Daily Spotlight: Stocks May Take Off Post Rate-Hike Cycle

Market Outlook
Bearish - Short term

The Fed's rate-hike cycle of 2022-23 may be over. Between March 2022 and May 2023, the Fed hiked rates 10 times. Compared with recent rate-hiking periods, the cycle was shorter than average and packed in a larger average cumulative hike. We count seven meaningful rate-hiking periods since 1980. Over most of them, stocks absorbed and adjusted to higher rates without much turmoil. Relatively speaking, several rate cycles from 1980 through 2020 required only modest tweaks by the Fed. The stock market struggled during the 2022-23 rate cycle mainly because the Fed's actions were intense, in response to inflation that took over like a wild fire. One positive from past rate-hiking cycles is that when they are over, the stock market usually is in a good mood. We studied stock-market performance during the seven periods of rising federal funds rates since 1980. These occurred in 1983-84, 1988-89, 1993-95, 1999-2000, 2004-06, 2016-19 and 2022-23. On average, these periods lasted about 18 months. The average change over the cycle was a cumulative hike of 320 basis points. The fed funds rate at the end of the cycle averaged 6.7%, well above the 4.5% average federal funds rate since 1980. So then what happens?

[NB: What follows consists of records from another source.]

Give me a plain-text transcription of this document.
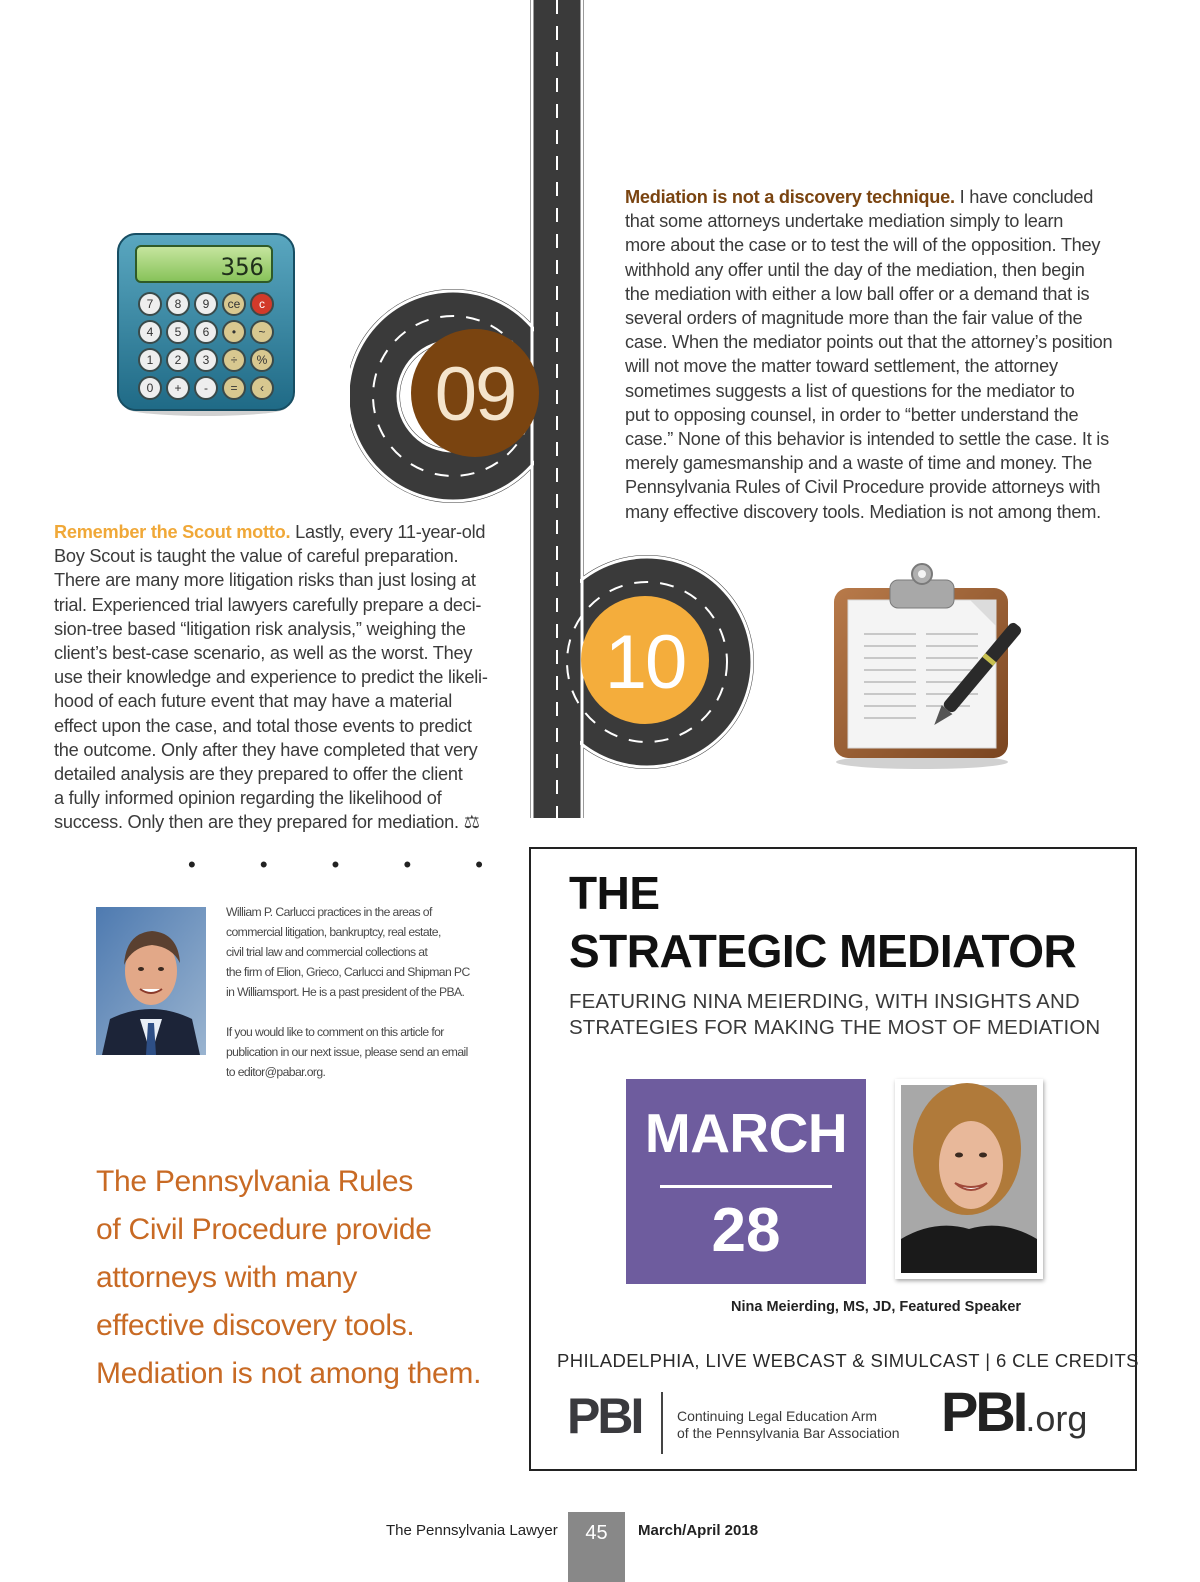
09
10
356
7 8 9 ce c
4 5 6 • ~
1 2 3 ÷ %
0 + - = ‹
Mediation is not a discovery technique. I have concluded
that some attorneys undertake mediation simply to learn
more about the case or to test the will of the opposition. They
withhold any offer until the day of the mediation, then begin
the mediation with either a low ball offer or a demand that is
several orders of magnitude more than the fair value of the
case. When the mediator points out that the attorney’s position
will not move the matter toward settlement, the attorney
sometimes suggests a list of questions for the mediator to
put to opposing counsel, in order to “better understand the
case.” None of this behavior is intended to settle the case. It is
merely gamesmanship and a waste of time and money. The
Pennsylvania Rules of Civil Procedure provide attorneys with
many effective discovery tools. Mediation is not among them.
Remember the Scout motto. Lastly, every 11-year-old
Boy Scout is taught the value of careful preparation.
There are many more litigation risks than just losing at
trial. Experienced trial lawyers carefully prepare a deci-
sion-tree based “litigation risk analysis,” weighing the
client’s best-case scenario, as well as the worst. They
use their knowledge and experience to predict the likeli-
hood of each future event that may have a material
effect upon the case, and total those events to predict
the outcome. Only after they have completed that very
detailed analysis are they prepared to offer the client
a fully informed opinion regarding the likelihood of
success. Only then are they prepared for mediation. ⚖
• • • • •
William P. Carlucci practices in the areas of
commercial litigation, bankruptcy, real estate,
civil trial law and commercial collections at
the firm of Elion, Grieco, Carlucci and Shipman PC
in Williamsport. He is a past president of the PBA.

If you would like to comment on this article for
publication in our next issue, please send an email
to editor@pabar.org.
The Pennsylvania Rules
of Civil Procedure provide
attorneys with many
effective discovery tools.
Mediation is not among them.
THE
STRATEGIC MEDIATOR
FEATURING NINA MEIERDING, WITH INSIGHTS AND
STRATEGIES FOR MAKING THE MOST OF MEDIATION
MARCH
28
Nina Meierding, MS, JD, Featured Speaker
PHILADELPHIA, LIVE WEBCAST & SIMULCAST | 6 CLE CREDITS
PBI	Continuing Legal Education Arm
of the Pennsylvania Bar Association PBI.org
The Pennsylvania Lawyer	45	March/April 2018
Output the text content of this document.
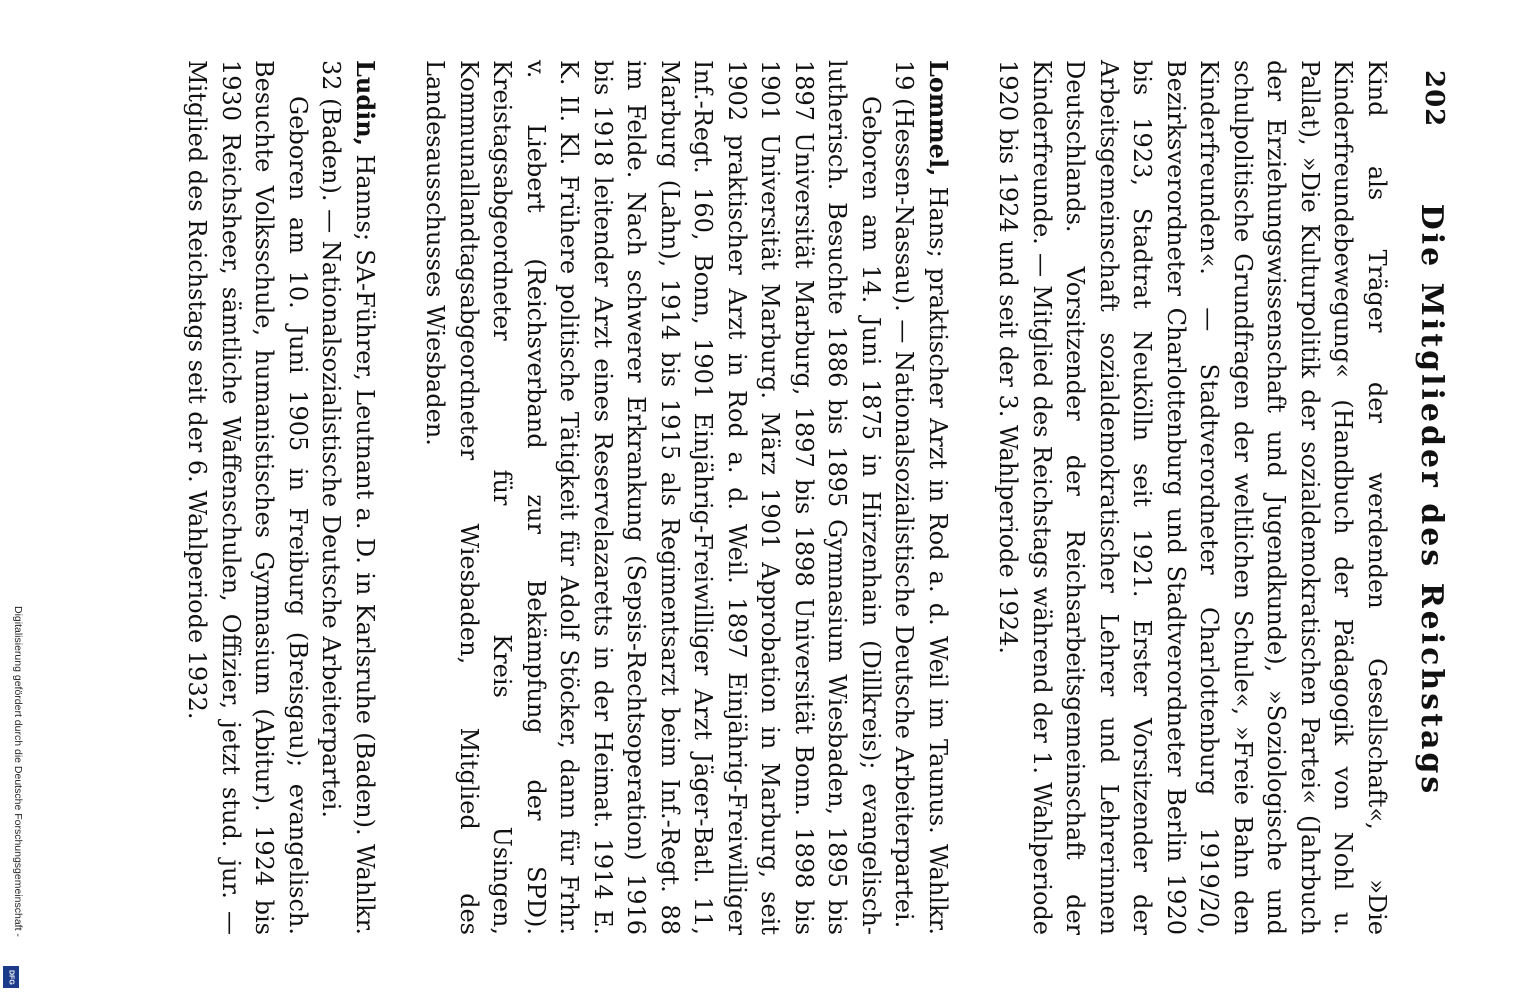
202
Die Mitglieder des Reichstags

Kind als Träger der werdenden Gesellschaft«, »Die Kinderfreundebewegung« (Handbuch der Pädagogik von Nohl u. Pallat), »Die Kulturpolitik der sozialdemokratischen Partei« (Jahrbuch der Erziehungswissenschaft und Jugendkunde), »Soziologische und schulpolitische Grundfragen der weltlichen Schule«, »Freie Bahn den Kinderfreunden«. — Stadtverordneter Charlottenburg 1919/20, Bezirksverordneter Charlottenburg und Stadtverordneter Berlin 1920 bis 1923, Stadtrat Neukölln seit 1921. Erster Vorsitzender der Arbeitsgemeinschaft sozialdemokratischer Lehrer und Lehrerinnen Deutschlands. Vorsitzender der Reichsarbeitsgemeinschaft der Kinderfreunde. — Mitglied des Reichstags während der 1. Wahlperiode 1920 bis 1924 und seit der 3. Wahlperiode 1924.

Lommel, Hans; praktischer Arzt in Rod a. d. Weil im Taunus. Wahlkr. 19 (Hessen-Nassau). — Nationalsozialistische Deutsche Arbeiterpartei.

Geboren am 14. Juni 1875 in Hirzenhain (Dillkreis); evangelisch-lutherisch. Besuchte 1886 bis 1895 Gymnasium Wiesbaden, 1895 bis 1897 Universität Marburg, 1897 bis 1898 Universität Bonn. 1898 bis 1901 Universität Marburg. März 1901 Approbation in Marburg, seit 1902 praktischer Arzt in Rod a. d. Weil. 1897 Einjährig-Freiwilliger Inf.-Regt. 160, Bonn, 1901 Einjährig-Freiwilliger Arzt Jäger-Batl. 11, Marburg (Lahn), 1914 bis 1915 als Regimentsarzt beim Inf.-Regt. 88 im Felde. Nach schwerer Erkrankung (Sepsis-Rechtsoperation) 1916 bis 1918 leitender Arzt eines Reservelazaretts in der Heimat. 1914 E. K. II. Kl. Frühere politische Tätigkeit für Adolf Stöcker, dann für Frhr. v. Liebert (Reichsverband zur Bekämpfung der SPD). Kreistagsabgeordneter für Kreis Usingen, Kommunallandtagsabgeordneter Wiesbaden, Mitglied des Landesausschusses Wiesbaden.

Ludin, Hanns; SA-Führer, Leutnant a. D. in Karlsruhe (Baden). Wahlkr. 32 (Baden). — Nationalsozialistische Deutsche Arbeiterpartei.

Geboren am 10. Juni 1905 in Freiburg (Breisgau); evangelisch. Besuchte Volksschule, humanistisches Gymnasium (Abitur). 1924 bis 1930 Reichsheer, sämtliche Waffenschulen, Offizier, jetzt stud. jur. — Mitglied des Reichstags seit der 6. Wahlperiode 1932.

Digitalisierung gefördert durch die Deutsche Forschungsgemeinschaft -
DFG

Our study found that stocks generally perform well once the rate cycle ends. The average performance for the S&P 500 in the six months after the end of rate-hike cycle was 11.6%, which translates to an annualized return of 23.0%. Among the prior six cycles, stocks declined only once over the following six months; that was in 1999-2000, ahead of the "dot-com" implosion. The market's big sigh of relief when the Fed is finished, it seems, puts powerful wind in the sails of the stock market.